1. Field of the Invention
The present invention relates to a magnetic disc into and/or from which an information is written and/or read by a magnetic head installed on a head slider, and a magnetic disc drive in which the magnetic disc is usable.
2. Description of Related Art
Conventionally, the conventional magnetic disc used in the magnetic disc drive has a magnetic film formed on either side of the magnetic disc to cover the entire disc surface. To suppress a cross-talk from neighboring tracks, the guard band between the recording tracks has to be wider. Thus, in the conventional magnetic disc, it is difficult to form the tracks at a reduced pitch, Therefore, the conventional magnetic disc cannot be designed more compact and to have a larger storage capacity.
To overcome the above drawbacks of the conventional magnetic disc, the Applicant of the present invention proposed an improved magnetic disc and a magnetic disc drive in which the magnetic disc is usable (in the Japanese patent application laid open as a Provisional Publication No. 259709/'94).
The magnetic disc disclosed in this Japanese patent application laid open as a Provisional Publication No. 259709/'94 has a zone in which information is recorded (will be referred to as "data zone" hereinunder) and a zone in which control signals including servo signal are recorded (will be referred to as "servo zone" hereinunder).
Referring now to FIG. 1, there is schematically illustrated the above-mentioned magnetic disc, generally indicated with a reference 200, having data zones 300 in which lands 300a are formed as data recording tracks and a groove 300b is formed as a guard band between two neighboring recording tracks.
As shown in FIG. 1, the magnetic disc has also a servo zone 400 formed from lands 400a (will be referred to as "servo pits" hereinunder) corresponding to a control signal such as servo signal, etc. In the servo zone 400, the lands 400a are magnetized to have one polarity and the grooves 400b are magnetized to have an opposite polarity, for writing a servo signal before the magnetic disc is used for data recording and reproduction. The grooves 400b provide a reference plane.
The above magnetic disc 200 has guard bands physically formed as grooves in relation to the recording tracks, so cross talk will not easily occur. Therefore, since the guard bands have not to be wider to suppress cross talk, the track pitch may be smaller to have a larger recording capacity of the magnetic disc 200. As the track pitch can be smaller, a more higher density of recording can be attained.

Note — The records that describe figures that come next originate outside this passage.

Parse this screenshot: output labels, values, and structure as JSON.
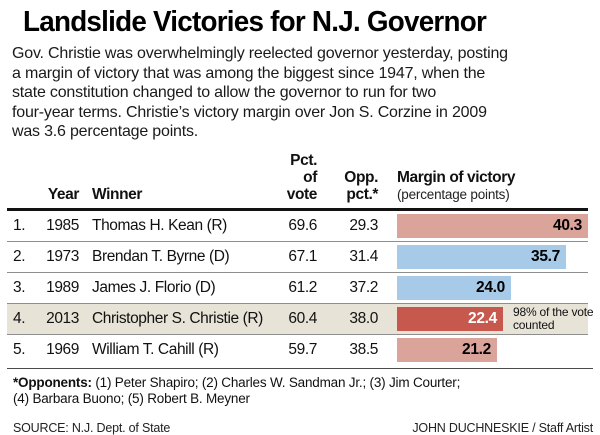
{
  "title": "Landslide Victories for N.J. Governor",
  "intro_lines": [
    "Gov. Christie was overwhelmingly reelected governor yesterday, posting",
    "a margin of victory that was among the biggest since 1947, when the",
    "state constitution changed to allow the governor to run for two",
    "four-year terms. Christie’s victory margin over Jon S. Corzine in 2009",
    "was 3.6 percentage points."
  ],
  "table": {
    "headers": {
      "year": "Year",
      "winner": "Winner",
      "pct_line1": "Pct. of",
      "pct_line2": "vote",
      "opp_line1": "Opp.",
      "opp_line2": "pct.*",
      "margin_line1": "Margin of victory",
      "margin_line2": "(percentage points)"
    },
    "rows": [
      {
        "rank": "1.",
        "year": "1985",
        "winner": "Thomas H. Kean (R)",
        "pct": "69.6",
        "opp": "29.3",
        "margin": "40.3",
        "party": "R",
        "highlight": false,
        "note": ""
      },
      {
        "rank": "2.",
        "year": "1973",
        "winner": "Brendan T. Byrne (D)",
        "pct": "67.1",
        "opp": "31.4",
        "margin": "35.7",
        "party": "D",
        "highlight": false,
        "note": ""
      },
      {
        "rank": "3.",
        "year": "1989",
        "winner": "James J. Florio (D)",
        "pct": "61.2",
        "opp": "37.2",
        "margin": "24.0",
        "party": "D",
        "highlight": false,
        "note": ""
      },
      {
        "rank": "4.",
        "year": "2013",
        "winner": "Christopher S. Christie (R)",
        "pct": "60.4",
        "opp": "38.0",
        "margin": "22.4",
        "party": "R",
        "highlight": true,
        "note": "98% of the vote counted"
      },
      {
        "rank": "5.",
        "year": "1969",
        "winner": "William T. Cahill (R)",
        "pct": "59.7",
        "opp": "38.5",
        "margin": "21.2",
        "party": "R",
        "highlight": false,
        "note": ""
      }
    ]
  },
  "palette": {
    "rep_bar": "#DBA49B",
    "dem_bar": "#A6CAE8",
    "highlight_bar": "#C6584E",
    "highlight_row": "#E8E3D7",
    "bar_label": "#000000",
    "highlight_bar_label": "#FFFFFF"
  },
  "footnote": {
    "bold": "*Opponents:",
    "rest": " (1) Peter Shapiro; (2) Charles W. Sandman Jr.; (3) Jim Courter;",
    "line2": "(4) Barbara Buono; (5) Robert B. Meyner"
  },
  "source": "SOURCE: N.J. Dept. of State",
  "credit": "JOHN DUCHNESKIE / Staff Artist",
  "chart_data": {
    "type": "bar",
    "orientation": "horizontal",
    "title": "Margin of victory (percentage points)",
    "categories": [
      "1985 Thomas H. Kean (R)",
      "1973 Brendan T. Byrne (D)",
      "1989 James J. Florio (D)",
      "2013 Christopher S. Christie (R)",
      "1969 William T. Cahill (R)"
    ],
    "values": [
      40.3,
      35.7,
      24.0,
      22.4,
      21.2
    ],
    "series": [
      {
        "name": "Pct. of vote",
        "values": [
          69.6,
          67.1,
          61.2,
          60.4,
          59.7
        ]
      },
      {
        "name": "Opp. pct.",
        "values": [
          29.3,
          31.4,
          37.2,
          38.0,
          38.5
        ]
      },
      {
        "name": "Margin of victory",
        "values": [
          40.3,
          35.7,
          24.0,
          22.4,
          21.2
        ]
      }
    ],
    "xlim": [
      0,
      40.3
    ],
    "bar_colors": {
      "R": "#DBA49B",
      "D": "#A6CAE8",
      "highlight": "#C6584E"
    },
    "annotation": "98% of the vote counted (row 2013)",
    "legend_position": "none",
    "grid": false
  }
}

The servo pits 400a, lands, can easily be formed extremely fine and highly accurately in the magnetic disc 200. By pre-forming servo pits correspondingly to a control signal, the control signal can be written into the magnetic disc 400 very accurately.
Namely, since a control signal can be written in a very precise position relative to the recording track, data can easily be recorded on the magnetic disc 200 more densely than in a conventional magnetic disc in which no servo pits are formed.
However, when a head slider is used for data read/write from/into the magnetic disc 200 having such a high recording density, the head slider has to be designed to float about 50 nm or less, for example, in order to minimize the spacing loss.
The variation of floating height must also be smaller because the spacing loss is caused not only by the floatation but also by its variation.
As shown in FIG. 1, however, the servo and data zones 400 and 300 in the magnetic disc 200 in which the above-mentioned servo pits 400a are pre-formed are different in pattern form from each other. Therefore, the head slider floats to a different height in the servo zone 400 from it does in the data zone 300. The difference in floating height from one zone to another causes the head slider to float at various heights, so the magnetic head installed on the head slider cannot stably record and reproduce information signal.
For the magnetic disc 200, a following method has been studied for minimizing the variation of floating height of the head slider in passing over the servo zone to assure a stable information recording and reproduction.
Namely, the pattern in the servo zone is designed, by making the track-directional length of the servo zone smaller than a predetermined value, for example, to minimize the variation of floating height of the head slider passing over the servo zone.
Normally, the pattern in the servo zone is designed for improvement of the accuracy of magnetic head positioning. Thus, the pattern in the servo zone to inhibit the variation of head slider floating can be designed with a limited freedom, resulting in a sacrifice of the accuracy of magnetic head positioning which is the most important.